The Fear & Greed Index recently crossed 70—entering “Greed” territory for the first time since July 29. Historically, index divergences signal turning points: when price makes new lows but sentiment doesn’t (like at $52K), it signals bottoms. Conversely, if price stalls below $70K while sentiment hits new highs—it could foreshadow a top.
@Xbt886
Using Volume Profile (VP) anchored to the July 5 low:
- Support at $65,754—loss invalidates current rally.
- Resistance at $69,544—potential target.
- VAH (Value Area High) at $70,110 based on 6-month data.
- Current zone offers no edge—wait for breakout or breakdown.
@biupa
Order flow analysis shows:
- TWAP buys in Binance: likely Chinese capital.
- TWAP sells in Coinbase, Kraken, Bybit: Western institutions.
- CVD (Cumulative Volume Delta) is negative—more aggressive sellers.
Yet price rises: evidence of whale icebergs absorbing sell orders.
If this hidden buying persists past $70K and draws retail back in—bull market confirmed. If whales exhaust their buying power prematurely—sharp reversal likely.
Frequently Asked Questions
Q: Is this rally sustainable without macro catalysts?
A: While no major Fed pivot occurred, internal crypto drivers—ETF inflows, whale accumulation, and retail FOMO—are strong enough to fuel short-term momentum. Sustainability depends on spot market participation catching up with futures.
Q: What are the key levels to watch for BTC?
A: Immediate support at $64,700–$63,000; resistance at $68,600 (daily), $71,600 (weekly). A close above $71,600 confirms bullish breakout.
Q: Could this be another fakeout like August?
A: Unlike August’s false breakdown followed by slow recovery, this rally showed explosive strength and strong ETF backing—making it more credible. However, confirmation requires holding above key resistance.

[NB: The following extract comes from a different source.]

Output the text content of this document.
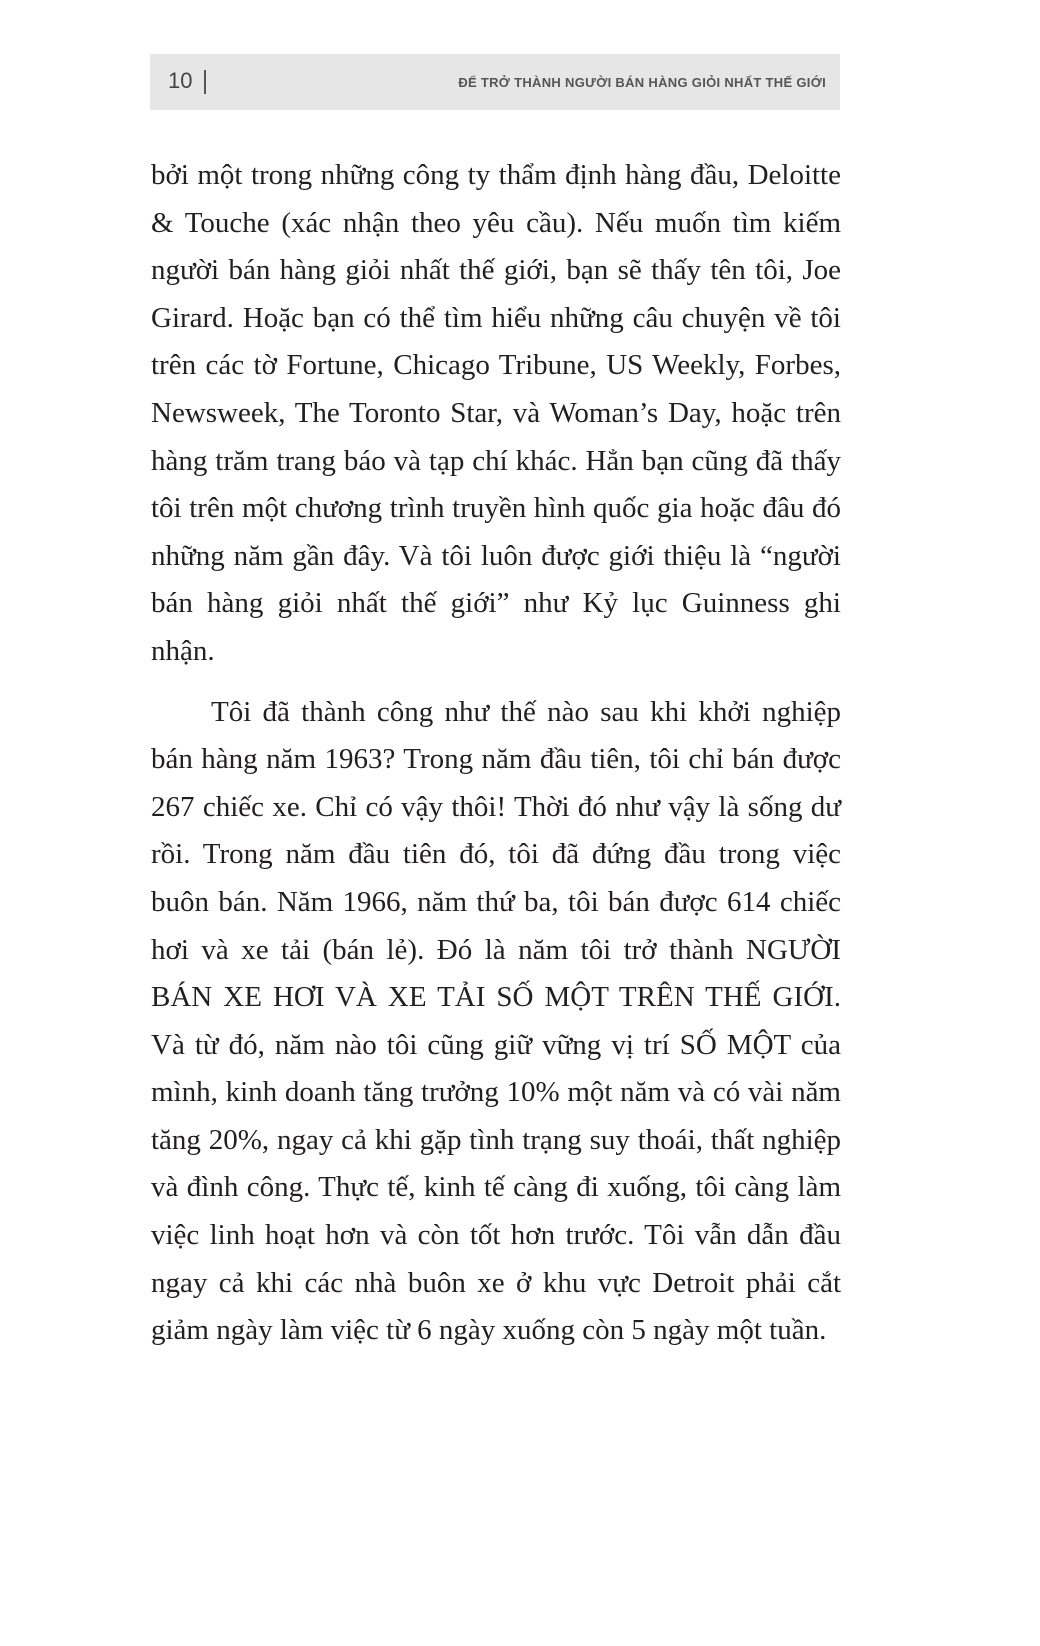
10	ĐỂ TRỞ THÀNH NGƯỜI BÁN HÀNG GIỎI NHẤT THẾ GIỚI

bởi một trong những công ty thẩm định hàng đầu, Deloitte & Touche (xác nhận theo yêu cầu). Nếu muốn tìm kiếm người bán hàng giỏi nhất thế giới, bạn sẽ thấy tên tôi, Joe Girard. Hoặc bạn có thể tìm hiểu những câu chuyện về tôi trên các tờ Fortune, Chicago Tribune, US Weekly, Forbes, Newsweek, The Toronto Star, và Woman’s Day, hoặc trên hàng trăm trang báo và tạp chí khác. Hẳn bạn cũng đã thấy tôi trên một chương trình truyền hình quốc gia hoặc đâu đó những năm gần đây. Và tôi luôn được giới thiệu là “người bán hàng giỏi nhất thế giới” như Kỷ lục Guinness ghi nhận.

Tôi đã thành công như thế nào sau khi khởi nghiệp bán hàng năm 1963? Trong năm đầu tiên, tôi chỉ bán được 267 chiếc xe. Chỉ có vậy thôi! Thời đó như vậy là sống dư rồi. Trong năm đầu tiên đó, tôi đã đứng đầu trong việc buôn bán. Năm 1966, năm thứ ba, tôi bán được 614 chiếc hơi và xe tải (bán lẻ). Đó là năm tôi trở thành NGƯỜI BÁN XE HƠI VÀ XE TẢI SỐ MỘT TRÊN THẾ GIỚI. Và từ đó, năm nào tôi cũng giữ vững vị trí SỐ MỘT của mình, kinh doanh tăng trưởng 10% một năm và có vài năm tăng 20%, ngay cả khi gặp tình trạng suy thoái, thất nghiệp và đình công. Thực tế, kinh tế càng đi xuống, tôi càng làm việc linh hoạt hơn và còn tốt hơn trước. Tôi vẫn dẫn đầu ngay cả khi các nhà buôn xe ở khu vực Detroit phải cắt giảm ngày làm việc từ 6 ngày xuống còn 5 ngày một tuần.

Q: How important are stablecoin flows?
A: Critical. Rising USDC volume signals U.S. institutional re-entry. Flat USDT suggests Asian flows are paused—but not reversing.
Q: When might retail re-enter the market?
A: Historically, retail returns when Fear & Greed hits “Extreme Greed” (85+). At 70+, we’re nearing that threshold—meaning increased buying pressure could accelerate quickly.
Q: Is a new all-time high likely in October?
A: Possible—but not guaranteed. With ETF inflows accelerating and Q4 seasonality favoring rallies, odds are improving. A break above $71,600 opens path to $75K+.
👉 Stay ahead of the next breakout with real-time market intelligence
Core Keywords:
Bitcoin rally
BTC price analysis
Bitcoin ETF inflows
BTC technical analysis
Bitcoin macro trends
BTC resistance levels
Bitcoin support zones
Q4 crypto outlook
The current market reflects a complex interplay of technical breakout, institutional inflows, and strategic capital rotation. While risks remain—especially around over-leveraged longs and sentiment extremes—the evidence increasingly points to more than just a bounce. Whether this is the bull market return or a powerful prelude remains to be seen—but one thing is clear: momentum is building.